Ricerc@Sapienza

Results from preclinical rodent studies during the last 20 years implicated glutamate neurotransmission in different
brain regions in drug self-administration and rodent models of relapse. These results, along with evidence for druginduced
neuroadaptations in glutamatergic neurons and receptors, suggested that addiction might be treatable by
medications that inhibit glutamatergic responses to drugs of abuse, drug-associated cues, and stressors. This idea is
supported by findings in rodent and primate models that drug self-administration and relapse are reduced by systemic
injections of antagonists of ionotropic glutamate receptors or metabotropic glutamate receptors (mGluRs) or
orthosteric agonists of mGluR2/3. However, these compounds have not advanced to clinical use because of potential
side effects and other factors. This state of affairs has led to the development of positive allosteric modulators (PAMs)
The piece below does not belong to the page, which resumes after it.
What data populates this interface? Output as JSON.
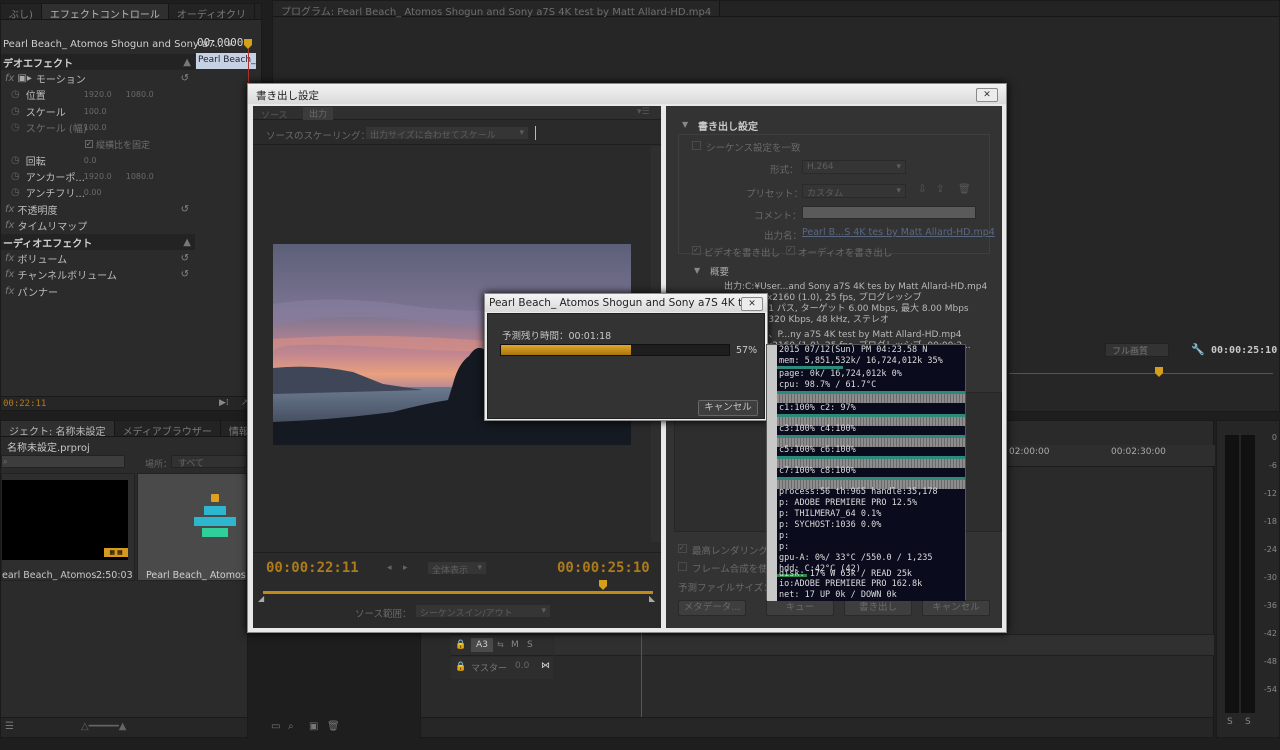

and negative allosteric modulators (NAMs) of mGluRs. PAMs and NAMs of mGluRs, either of which can inhibit evoked
glutamate release, may be suitable for testing in humans. We reviewed results from recent studies of systemically
injected PAMs and NAMs of mGluRs in rodents and monkeys, focusing on whether they reduce drug selfadministration,
reinstatement of drug seeking, and incubation of drug craving. We also review results from rat
studies in which PAMs or NAMs of mGluRs were injected intracranially to reduce drug self-administration and
reinstatement. We conclude that PAMs and NAMs of mGluRs should be considered for clinical trials.